№1, 1992/Тоталитаризм и культура

Тоталитарность и соборность: два лика русской культуры

Проблема, сформулированная в заглавии, изначально нуждается не только в обосновании, но и, так сказать, в «оправдании». Дело не только в реальной неподъемности заявленной проблемы (с позиций строгого академизма, даже ее постановка, может быть, слишком поспешна и слишком преждевременна).

В поляризованном сознании нашего общества оба первых слова, прилагаемые к русской культуре (как, впрочем, и к русской истории), не просто решительно не нейтральны, но и аксиологически окрашены совершенно противоположным образом. Нисколько не утрируя, можно утверждать, что для одних наших соотечественников соборность русской культуры является лишь синонимом ее врожденного тоталитаризма (либо по крайней мере еще одним кирпичиком в тоталитарной ее твердыне, которую можно и должно сломать – хотя бы для блага остального человеческого сообщества). Для других же само употребление понятия тоталитарности по отношению к культуре России является изначально предвзятым методологическим приемом (в лучшем случае некорректной экстраполяцией).

В первом случае акцентируется как бы самоочевидное подавление свободы личного «я» двумя родственными сверхличными силами, во втором – постулируется априорный приоритет «общего дела» перед личным индивидуалистическим началом.

Мы изначально вынуждены отказаться от всякой утопической попытки «примирения» этих полярных позиций. Возможно ли «примирить» христианина, для которого безличность человека означает забвение им Божественного образа (лика) в себе, и атеиста, понимающего стремление к Богу именно как обезличивание (все идут в «одну сторону», называют себя «рабами Божьими», пишут слово «Бог» с большой буквы, а «человек» – с маленькой и т. п.)? Суть противостояния, увы, не в значении слов, которые стоит лишь по-декартовски «уточнить» – и тогда как будто мир избавится от множества заблуждений. В нашем случае, совершенно очевидным образом, невозможно избавиться от «знаменателя», порождающего эти и другие «заблуждения», – от разницы менталитетов.

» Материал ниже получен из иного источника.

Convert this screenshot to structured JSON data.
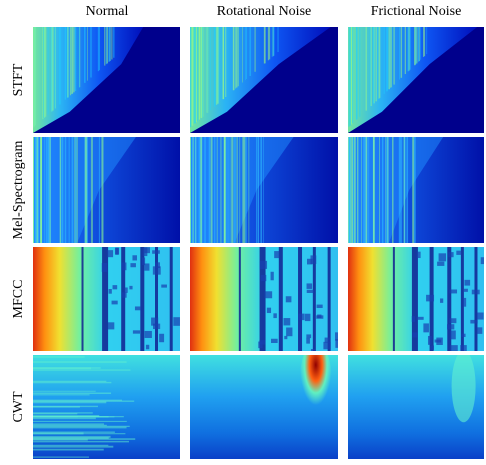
{
  "columns": [
    "Normal",
    "Rotational Noise",
    "Frictional Noise"
  ],
  "rows": [
    "STFT",
    "Mel-Spectrogram",
    "MFCC",
    "CWT"
  ]
}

Полагаем, что полярный разброс в оценках того или иного культурного события зачастую определяется глубинными основами различных поведенческих структур, осознаваемых или не осознаваемых нами. Полярный не потому, что мы как субъекты восприятия «неправильно» или же «каждый по-своему» оцениваем, например, возвращение к массовому читателю «Слова о Законе и Благодати» митрополита Илариона, а поскольку мы – по большей части все-таки подсознательно – «помещаем» то или иное событие в принципиально разные ментальные контексты с их несовпадающими плюсами и минусами.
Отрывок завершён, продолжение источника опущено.